Tuesday evening took me to Welwyn Garden City for the first of a series of sessions with Welwyn Harmony working with the chorus and their directing team together. There are all kinds of reasons why this kind of combined approach is useful, beyond the fact that both areas of focus are of value in themselves.

As a learning experience, a double focus gives both director and singers space to digest things, to work with a new idea or technique for a while without direct scrutiny. You actually get more total learning in this way: people are going to need some time to absorb and integrate the input anyway, so you can spend some of that processing time offering input to someone else, who will then have space to do their own processing when you switch focus back.

And seeing other people learn things is itself a powerful learning experience. It’s why putting two quartets in with one coach is a successful model, and why I like to do individual voice coaching with my chorus with two singers at a time. What you learn from doing can be different from what you learn by seeing and hearing others do.

But the primary value comes from working in the context of the ensemble as a team. How a group of singers use their voices is integrally connected with the conductor’s use of the self, whilst a conductor’s gestures always emerge in the context of the chorus sound. Working on both sides of this interdependent relationship simultaneously makes it easier for both to make changes that will take them in the direction they want to go.

From a coaching perspective, hearing the chorus response to gesture gives a depth and immediacy to the diagnostic process that is really helpful, particularly when you’re discovering a particular director’s superpower. Working with Welwyn’s MD Nickie James, you’d always notice that she has very graceful hands, but it was the chorus sound that revealed that she has a particular genius for nuance in the way she shapes a sustained note.

This is one of those things that gets labelled as ‘you can’t teach that’, though I’d say it’s more that you can’t teach it by approaching it through conducting technique. It is a function of musical thought – it shows up in the way she shaped a phrase when singing it to demonstrate too – and so if you wanted to develop the capacity in someone, you’d have to approach it via their sense of phrasing, as a function of musicianship rather than physical gesture. (Though of course, one may well use gesture in the process of helping people develop their sense of musical shape.)

Anyway, Nickie is already deeply interested in, and therefore nurturing of, the way notes develop through duration, so our primary technical task was to remove other movements that could draw attention away from the magic. In my choral conducting book I differentiated between ‘didactic’ and ‘musical’ gestures – those that give clear, direct instructions, and those that encapsulate complex holistic gestalts – and so our task was to wean both chorus and director off the dependence on didactic gestures to keep things going, in order to let the nuance show through more effectively.
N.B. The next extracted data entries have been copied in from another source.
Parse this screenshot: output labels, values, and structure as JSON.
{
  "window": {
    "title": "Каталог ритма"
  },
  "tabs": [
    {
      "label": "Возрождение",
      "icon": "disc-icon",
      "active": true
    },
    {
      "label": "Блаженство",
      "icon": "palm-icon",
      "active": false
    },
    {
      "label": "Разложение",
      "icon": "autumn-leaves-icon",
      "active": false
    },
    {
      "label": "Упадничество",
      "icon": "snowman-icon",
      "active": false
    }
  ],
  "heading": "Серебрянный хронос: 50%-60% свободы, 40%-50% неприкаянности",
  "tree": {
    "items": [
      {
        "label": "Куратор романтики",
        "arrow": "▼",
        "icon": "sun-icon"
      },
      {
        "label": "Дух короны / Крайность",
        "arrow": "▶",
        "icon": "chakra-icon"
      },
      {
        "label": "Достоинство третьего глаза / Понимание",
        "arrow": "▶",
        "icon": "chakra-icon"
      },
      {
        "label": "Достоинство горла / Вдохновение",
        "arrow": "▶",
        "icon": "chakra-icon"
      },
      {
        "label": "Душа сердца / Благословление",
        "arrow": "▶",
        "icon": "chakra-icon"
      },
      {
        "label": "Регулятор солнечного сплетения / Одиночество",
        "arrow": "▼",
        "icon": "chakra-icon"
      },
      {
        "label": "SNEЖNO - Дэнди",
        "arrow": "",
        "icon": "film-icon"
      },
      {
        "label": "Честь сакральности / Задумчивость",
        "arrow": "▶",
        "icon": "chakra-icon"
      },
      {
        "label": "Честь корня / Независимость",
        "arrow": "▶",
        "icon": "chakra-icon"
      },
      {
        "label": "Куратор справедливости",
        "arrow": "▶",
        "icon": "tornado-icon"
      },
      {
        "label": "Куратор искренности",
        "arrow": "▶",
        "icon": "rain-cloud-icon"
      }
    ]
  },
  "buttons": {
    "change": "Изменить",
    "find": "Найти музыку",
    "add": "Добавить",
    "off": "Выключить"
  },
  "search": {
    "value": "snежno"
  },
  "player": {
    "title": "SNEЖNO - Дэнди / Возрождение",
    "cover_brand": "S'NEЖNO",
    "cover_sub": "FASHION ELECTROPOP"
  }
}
The sheepdog function is a vital part of the conductor’s task, of course, particularly in contexts where the performers don’t know the music that well. But in a repertoire chorus, where people sing from memory and develop a deep familiarity with their repertoire, time spent directing traffic can reduce your opportunities to explore the more artistically interesting dimensions.

The directing team were very clear that inviting a coach in at this point was not just about specific skill-based support, but was also a statement of intent: moving beyond the recovery phase in which the mere fact of being able to sing together again is a triumph, back into a mode where there is some ambition to develop as a performing ensemble. There may still be rebuilding to be done in some areas to regain the consistency of level achieved pre-covid, but by setting their sights on excellence beyond mere recovery, they are signalling both confidence that those levels will be achieved and surpassed, and a sense of purpose to make it happen.

And in scheduling repeated visits, they signalled a commitment to an ongoing process. I am reminded of Daniel Coyle’s observation that one of the basic belonging needs people bring to a group is the sense that they have a future together. Committing to an ongoing process is good for the spirits as well as for the skills.